There has been much debate in the media about the Basic Income Grant (BIG) which hit the political arena when it formed the backbone of the DA’s social development strategy. Writing in the Mail & Guardian last week, Charles Meth argues that the BIG is the quickest way to alleviate poverty in the country. To me, the choice between a welfare state of social grants, growing the economy to create jobs, or a combination of these (as the ANC government is trying to do) is almost exclusively ideological. One can draw on as much evidence from other countries as one wants, but the multitude of country-and economy-specific factors mean that you can never tell, before the fact, whether any one system of social welfare/development is going to work better than another. This is a fundamental problem. It also means that if one system fails, it is not to say that another system may have worked any better – the exogenous factors (such as corruption, market fluctuations or government capacity) are too varied to pinpoint the reason for failure. When failures happen, more often than not it is an ideological reason that is given. The moral of the story is that whatever system is adopted, it has to be flawlessly executed and backed up with all the political will the government can muster.

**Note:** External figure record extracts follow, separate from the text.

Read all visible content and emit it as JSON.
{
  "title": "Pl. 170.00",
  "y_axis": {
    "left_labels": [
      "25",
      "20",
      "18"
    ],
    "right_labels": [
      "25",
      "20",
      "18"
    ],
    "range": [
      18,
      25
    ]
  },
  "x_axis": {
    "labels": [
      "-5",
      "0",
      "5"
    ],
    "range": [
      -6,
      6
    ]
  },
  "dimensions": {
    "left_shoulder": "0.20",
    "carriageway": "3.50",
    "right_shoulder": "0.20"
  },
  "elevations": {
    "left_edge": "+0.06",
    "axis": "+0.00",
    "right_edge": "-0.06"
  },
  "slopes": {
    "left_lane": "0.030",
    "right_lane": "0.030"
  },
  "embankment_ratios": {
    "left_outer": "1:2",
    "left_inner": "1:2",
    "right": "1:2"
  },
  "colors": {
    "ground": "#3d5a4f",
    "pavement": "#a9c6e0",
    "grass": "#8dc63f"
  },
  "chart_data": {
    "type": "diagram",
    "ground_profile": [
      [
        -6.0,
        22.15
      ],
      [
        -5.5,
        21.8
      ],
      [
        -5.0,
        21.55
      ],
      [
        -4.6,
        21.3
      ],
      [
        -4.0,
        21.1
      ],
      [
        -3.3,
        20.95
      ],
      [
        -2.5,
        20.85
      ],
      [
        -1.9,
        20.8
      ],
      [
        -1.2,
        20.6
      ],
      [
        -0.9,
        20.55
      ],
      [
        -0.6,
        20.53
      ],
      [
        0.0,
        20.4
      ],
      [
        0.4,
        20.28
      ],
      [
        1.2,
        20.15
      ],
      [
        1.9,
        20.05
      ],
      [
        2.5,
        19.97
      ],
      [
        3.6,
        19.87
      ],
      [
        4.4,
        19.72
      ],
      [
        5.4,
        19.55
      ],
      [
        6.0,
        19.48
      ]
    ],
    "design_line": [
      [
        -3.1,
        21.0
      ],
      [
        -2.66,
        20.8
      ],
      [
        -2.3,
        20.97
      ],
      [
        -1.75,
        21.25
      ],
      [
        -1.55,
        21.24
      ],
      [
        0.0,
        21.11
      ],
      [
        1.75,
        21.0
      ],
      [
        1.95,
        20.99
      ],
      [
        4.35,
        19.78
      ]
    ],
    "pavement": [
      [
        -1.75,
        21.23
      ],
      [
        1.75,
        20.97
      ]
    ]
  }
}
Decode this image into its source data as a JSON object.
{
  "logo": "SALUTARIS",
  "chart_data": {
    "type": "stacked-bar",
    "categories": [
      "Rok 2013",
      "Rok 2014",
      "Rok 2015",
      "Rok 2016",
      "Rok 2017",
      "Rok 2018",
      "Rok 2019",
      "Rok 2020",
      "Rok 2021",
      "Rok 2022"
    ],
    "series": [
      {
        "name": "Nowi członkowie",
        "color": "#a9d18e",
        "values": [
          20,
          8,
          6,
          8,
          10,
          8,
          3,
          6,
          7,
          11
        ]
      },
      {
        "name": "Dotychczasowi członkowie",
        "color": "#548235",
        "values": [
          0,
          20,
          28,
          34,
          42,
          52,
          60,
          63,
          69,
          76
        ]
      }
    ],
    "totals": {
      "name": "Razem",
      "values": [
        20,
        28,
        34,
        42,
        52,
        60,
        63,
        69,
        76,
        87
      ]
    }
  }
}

I personally support the idea of a BIG in principle. However, there are a few problems. Meth claims that the BIG would be relatively easy to put in place – I disagree. The government struggles to release pensions and other social grants on time and without significant skimming through corruption (just go to the Eastern Cape to see what I mean), so who’s to say the distribution of a BIG would be any better? I say, wait until the pension and child grant processes are running effectively and then one can think about piggy-backing a BIG onto these. A problem, however, is that the government has recently announced they will be centralising the management of the social grants which can only result in a bureaucratic nightmare of inefficiency.
It is quite surprising that the ANC has not jumped at the idea of the BIG and it was the DA who tacked it (rather incongruously) onto their otherwise liberal economic strategy. To me, it seems the easiest way to gain mass support, but they obviously decided that the promise of jobs was a greater election draw-card than the promise of handouts. It definitely indicates a more ambitious outlook towards alleviating poverty than simply providing a static lifeline. What I suspect is going to happen is that once the temporary jobs created during the Extended Public Works Programme cease to exist, the ANC will adopt a more comprehensive social welfare system. This will be just in time for the 2009 elections, when the promise of a regular monthly income won’t go unnoticed by the (still) unemployed masses.